Sonnet Samples

Cows       —Stanley Plumly

Sometimes when you couldn't sleep it off
you'd go outside and sing to the cows.
And they'd sing back, moon, moon.
I could hear you all night from my room,
a bull in stall, blowing across
the top of the bottle.  I can hear you now,
here, in this room, as I have, poem
after poem.  As just a moment ago, almost
dawn, you came breaking back into the house.
My father's house, my room. You couldn't
sleep it off.  You went out into the dark,
got lost, almost.  I hear the cows.
And the moon's still up, the doomed moon.
And all this time I've stayed awake with you.
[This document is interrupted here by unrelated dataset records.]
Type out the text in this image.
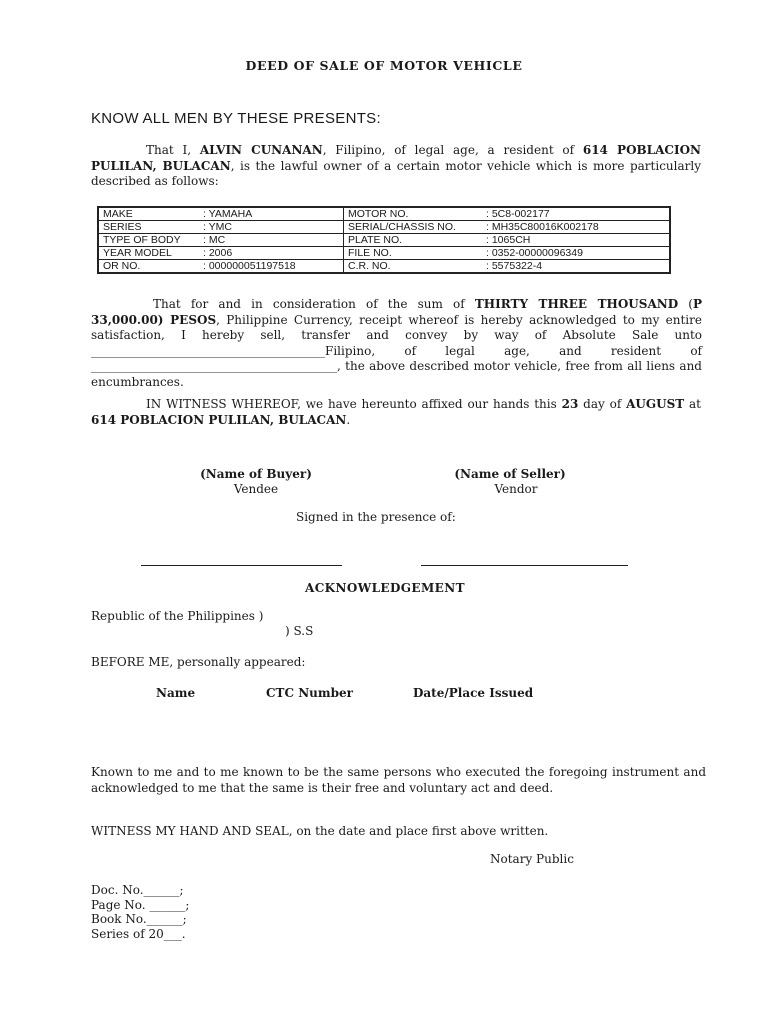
DEED OF SALE OF MOTOR VEHICLE
KNOW ALL MEN BY THESE PRESENTS:
That I, ALVIN CUNANAN, Filipino, of legal age, a resident of 614 POBLACION PULILAN, BULACAN, is the lawful owner of a certain motor vehicle which is more particularly described as follows:
MAKE : YAMAHA	MOTOR NO. : 5C8-002177
SERIES : YMC	SERIAL/CHASSIS NO. : MH35C80016K002178
TYPE OF BODY : MC	PLATE NO. : 1065CH
YEAR MODEL : 2006	FILE NO. : 0352-00000096349
OR NO. : 000000051197518	C.R. NO. : 5575322-4
That for and in consideration of the sum of THIRTY THREE THOUSAND (P 33,000.00) PESOS, Philippine Currency, receipt whereof is hereby acknowledged to my entire satisfaction, I hereby sell, transfer and convey by way of Absolute Sale unto _______________________________________Filipino, of legal age, and resident of _________________________________________, the above described motor vehicle, free from all liens and encumbrances.
IN WITNESS WHEREOF, we have hereunto affixed our hands this 23 day of AUGUST at 614 POBLACION PULILAN, BULACAN.
(Name of Buyer)
Vendee
(Name of Seller)
Vendor
Signed in the presence of:
ACKNOWLEDGEMENT
Republic of the Philippines )
) S.S
BEFORE ME, personally appeared:
Name	CTC Number	Date/Place Issued
Known to me and to me known to be the same persons who executed the foregoing instrument and acknowledged to me that the same is their free and voluntary act and deed.
WITNESS MY HAND AND SEAL, on the date and place first above written.
Notary Public
Doc. No.______;
Page No. ______;
Book No.______;
Series of 20___.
Wrong Side of the River      —Stanley Plumly

I watched you on the wrong side
of the river, waving.  You were trying
to tell me something.  You used both hands
and sort of ran back and forth,
as if to say look behind you, look out
behind you.  I wanted to wave back.
But you began shouting and I didn't
want you to think I understood.
So I did nothing but stand still,
thinking that's what to do on the wrong side
of the river.  After a while you did too.
We stood like that for a long time.  Then
I raised a hand, as if to be called on,
and you raised a hand, as if to the same question.



Sonnet:  The Poet at Seven       —Donald Justice

And on the porch, across the upturned chair,
The boy would spread a dingy counterpane
Against the length and majesty of the rain,
And on all fours crawl under it like a bear
To lick his wounds in secret, in his lair;
And afterwards, in the windy yard again,
One hand cocked back, release his paper plane
Frail as a May fly to the faithless air.
And summer evenings he would whirl around
Faster and faster till the drunken ground
rose up to meet him; sometimes he would squat
Among the bent weeds of the vacant lot,
Waiting for the dusk and someone dear to come
And whip him down the street, but gently, home.

Sonnet:  The Wall      —Donald Justice

The walls surrounding them they never saw;
The angels, often.  Angels were as common
As birds or butterflies, but looked more human.
As long as the wings were furled, they felt no awe.
Beasts, too, were friendly.  They could find no flaw
In all of Eden:  this was the first omen.
The second was the dream which woke the woman.
She dreamed she saw the lion sharpen his claw.
As for the fruit, it had no taste at all.
They had been warned of what was bound to happen.
They had been told and told of something called the world.
They had told and told about the wall.
They saw it now; the gate was standing open.
As they advanced, the giant wings unfurled.

--Donald Justice




The Lake Isle of Innisfree      —W.B. Yeats

I will arise and go now, and go to Innisfree,
And a small cabin build there, of clay and wattles made:
Nine bean-rows will I have there, a hive for the honey bee,
And live alone in the bee-loud glade.

And I shall have some peace there, for peace comes dropping slow,
Dropping from the veils of the morning to where the cricket sings;
There midnight's all a glimmer, and noon a purple glow,
And evening full of the linnet's wings.

I will arise and go now, for always night and day
I hear lake water lapping with low sounds by the shore;
While I stand on the roadway, or on the pavements gray,
I hear it in the deep heart's core.

The World is too much with us    —William Wordsworth

The world is too much with us; late and soon,
Getting and spending, we lay waste our powers:
Little we see in Nature that is ours;
We have given our hearts away, a sordid boon!
This Sea that bares her bosom to the moon;
The winds that will be howling at all hours,
And are up-gathered now like sleeping flowers;
For this, for everything, we are out of tune;
It moves us note.--Great God!  I'd rather be
A Pagan suckled in a creed outworn;
So might I, standing on this pleasant lea,
Have glimpses that would make me less forlorn;
Have sight of Proteus rising from the sea;
Or hear old Triton blow his wreathed horn.